Wednesday, February 4, 2015

Book Review: "Bel Ami" by Guy de Maupassant




This was my first Maupassant novel and it impressed me as a brilliantly told story about how a journalist-turned-parvenu of low-born parentage attained status, wealth and power by sleazy means in Third Republic France.

In a witty and crisp style, the story flows smoothly along as the protagonist jumps from one woman’s embrace to the next, gathering each time more worldly benefits like career advancement, social recognition, wealth and status. His only weapon of conquest is his youth and his handsome face, hence his nickname “Bel Ami”, apart from a heart of steel. Maupassant sketches with virtuosity each of his cold, calculated social-climbing ventures with smirking irony, barely hiding his own scornful snide at the Parisian society’s bourgeois-capitalist immorality and journalistic farce.

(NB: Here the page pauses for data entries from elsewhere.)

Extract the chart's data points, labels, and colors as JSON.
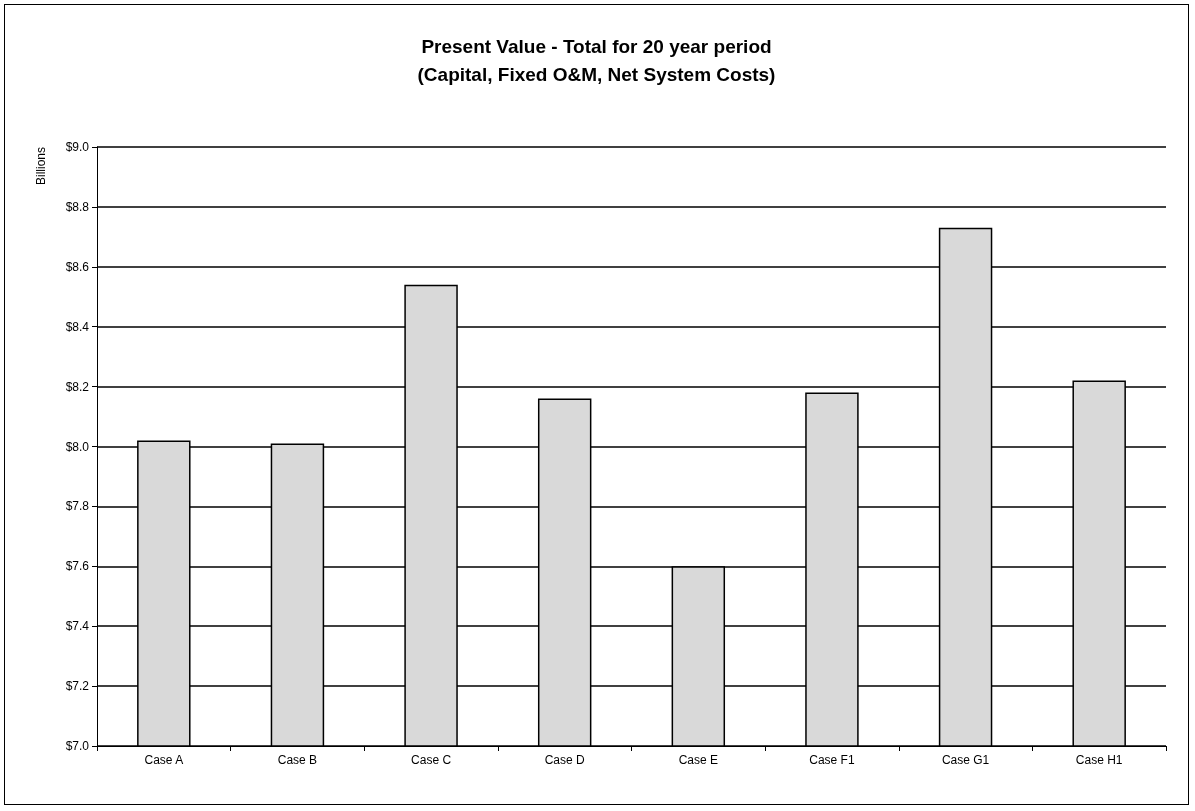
{
  "chart_data": {
    "type": "bar",
    "title": "Present Value - Total for 20 year period\n(Capital, Fixed O&M, Net System Costs)",
    "ylabel": "Billions",
    "categories": [
      "Case A",
      "Case B",
      "Case C",
      "Case D",
      "Case E",
      "Case F1",
      "Case G1",
      "Case H1"
    ],
    "values": [
      8.02,
      8.01,
      8.54,
      8.16,
      7.6,
      8.18,
      8.73,
      8.22
    ],
    "color": "#d9d9d9",
    "ylim": [
      7.0,
      9.0
    ],
    "yticks": [
      {
        "value": 7.0,
        "label": "$7.0"
      },
      {
        "value": 7.2,
        "label": "$7.2"
      },
      {
        "value": 7.4,
        "label": "$7.4"
      },
      {
        "value": 7.6,
        "label": "$7.6"
      },
      {
        "value": 7.8,
        "label": "$7.8"
      },
      {
        "value": 8.0,
        "label": "$8.0"
      },
      {
        "value": 8.2,
        "label": "$8.2"
      },
      {
        "value": 8.4,
        "label": "$8.4"
      },
      {
        "value": 8.6,
        "label": "$8.6"
      },
      {
        "value": 8.8,
        "label": "$8.8"
      },
      {
        "value": 9.0,
        "label": "$9.0"
      }
    ],
    "grid": "y"
  }
}
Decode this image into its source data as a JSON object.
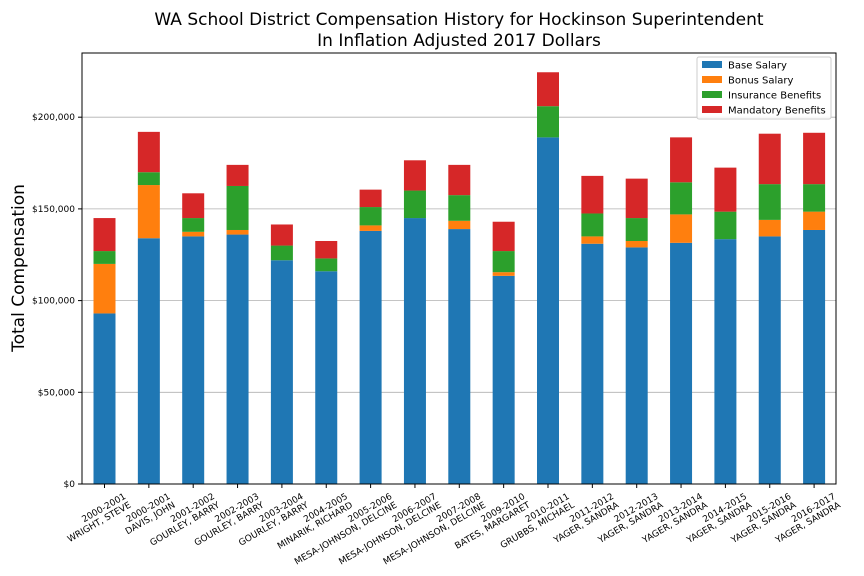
{
  "chart_data": {
    "type": "bar",
    "stacked": true,
    "title": "WA School District Compensation History for Hockinson Superintendent",
    "subtitle": "In Inflation Adjusted 2017 Dollars",
    "xlabel": "",
    "ylabel": "Total Compensation",
    "ylim": [
      0,
      235000
    ],
    "yticks": [
      0,
      50000,
      100000,
      150000,
      200000
    ],
    "ytick_labels": [
      "$0",
      "$50,000",
      "$100,000",
      "$150,000",
      "$200,000"
    ],
    "grid": "horizontal",
    "legend_position": "top-right",
    "categories": [
      [
        "2000-2001",
        "WRIGHT, STEVE"
      ],
      [
        "2000-2001",
        "DAVIS, JOHN"
      ],
      [
        "2001-2002",
        "GOURLEY, BARRY"
      ],
      [
        "2002-2003",
        "GOURLEY, BARRY"
      ],
      [
        "2003-2004",
        "GOURLEY, BARRY"
      ],
      [
        "2004-2005",
        "MINARIK, RICHARD"
      ],
      [
        "2005-2006",
        "MESA-JOHNSON, DELCINE"
      ],
      [
        "2006-2007",
        "MESA-JOHNSON, DELCINE"
      ],
      [
        "2007-2008",
        "MESA-JOHNSON, DELCINE"
      ],
      [
        "2009-2010",
        "BATES, MARGARET"
      ],
      [
        "2010-2011",
        "GRUBBS, MICHAEL"
      ],
      [
        "2011-2012",
        "YAGER, SANDRA"
      ],
      [
        "2012-2013",
        "YAGER, SANDRA"
      ],
      [
        "2013-2014",
        "YAGER, SANDRA"
      ],
      [
        "2014-2015",
        "YAGER, SANDRA"
      ],
      [
        "2015-2016",
        "YAGER, SANDRA"
      ],
      [
        "2016-2017",
        "YAGER, SANDRA"
      ]
    ],
    "series": [
      {
        "name": "Base Salary",
        "color": "#1f77b4",
        "values": [
          93000,
          134000,
          135000,
          136000,
          122000,
          116000,
          138000,
          145000,
          139000,
          113500,
          189000,
          131000,
          129000,
          131500,
          133500,
          135000,
          138500
        ]
      },
      {
        "name": "Bonus Salary",
        "color": "#ff7f0e",
        "values": [
          27000,
          29000,
          2500,
          2500,
          0,
          0,
          3000,
          0,
          4500,
          2000,
          0,
          4000,
          3500,
          15500,
          0,
          9000,
          10000
        ]
      },
      {
        "name": "Insurance Benefits",
        "color": "#2ca02c",
        "values": [
          7000,
          7000,
          7500,
          24000,
          8000,
          7000,
          10000,
          15000,
          14000,
          11500,
          17000,
          12500,
          12500,
          17500,
          15000,
          19500,
          15000
        ]
      },
      {
        "name": "Mandatory Benefits",
        "color": "#d62728",
        "values": [
          18000,
          22000,
          13500,
          11500,
          11500,
          9500,
          9500,
          16500,
          16500,
          16000,
          18500,
          20500,
          21500,
          24500,
          24000,
          27500,
          28000
        ]
      }
    ]
  }
}
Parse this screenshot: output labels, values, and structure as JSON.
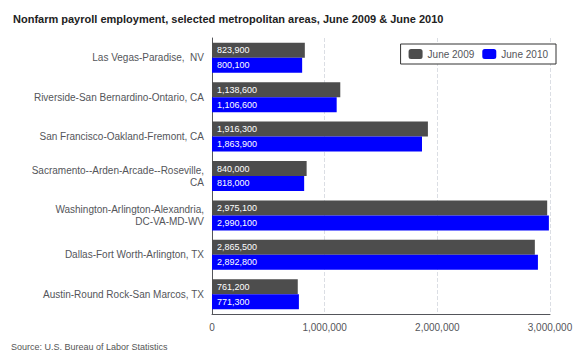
{
  "chart_data": {
    "type": "bar",
    "orientation": "horizontal",
    "title": "Nonfarm payroll employment, selected metropolitan areas, June 2009 & June 2010",
    "source": "Source: U.S. Bureau of Labor Statistics",
    "categories": [
      "Las Vegas-Paradise,  NV",
      "Riverside-San Bernardino-Ontario, CA",
      "San Francisco-Oakland-Fremont, CA",
      "Sacramento--Arden-Arcade--Roseville,\nCA",
      "Washington-Arlington-Alexandria,\nDC-VA-MD-WV",
      "Dallas-Fort Worth-Arlington, TX",
      "Austin-Round Rock-San Marcos, TX"
    ],
    "series": [
      {
        "name": "June 2009",
        "color": "#4d4d4d",
        "values": [
          823900,
          1138600,
          1916300,
          840000,
          2975100,
          2865500,
          761200
        ],
        "value_labels": [
          "823,900",
          "1,138,600",
          "1,916,300",
          "840,000",
          "2,975,100",
          "2,865,500",
          "761,200"
        ]
      },
      {
        "name": "June 2010",
        "color": "#0000ff",
        "values": [
          800100,
          1106600,
          1863900,
          818000,
          2990100,
          2892800,
          771300
        ],
        "value_labels": [
          "800,100",
          "1,106,600",
          "1,863,900",
          "818,000",
          "2,990,100",
          "2,892,800",
          "771,300"
        ]
      }
    ],
    "xlim": [
      0,
      3000000
    ],
    "xticks": [
      0,
      {
        "value": 1000000,
        "label": "1,000,000"
      },
      {
        "value": 2000000,
        "label": "2,000,000"
      },
      {
        "value": 3000000,
        "label": "3,000,000"
      }
    ],
    "grid": true,
    "legend": "upper right",
    "data_labels": true
  }
}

After reading the first few chapters, I thought the protagonist seemed to bear resemblance to Eugene de Rastignac in Balzac’s “Le Pere Goriot” and Julien Sorel in Stendhal’s “The Red and the Black”. When I reached the end though, I had to conclude that Georges Duroy is the true heartless, predatory and hypocritical villain of the three.

This novel, being a 19th century work of realist fiction, deals with themes that are just as contemporary as they are historical. It makes one mull over the connection between today’s unbridled capitalism and societies’ lack of scruples.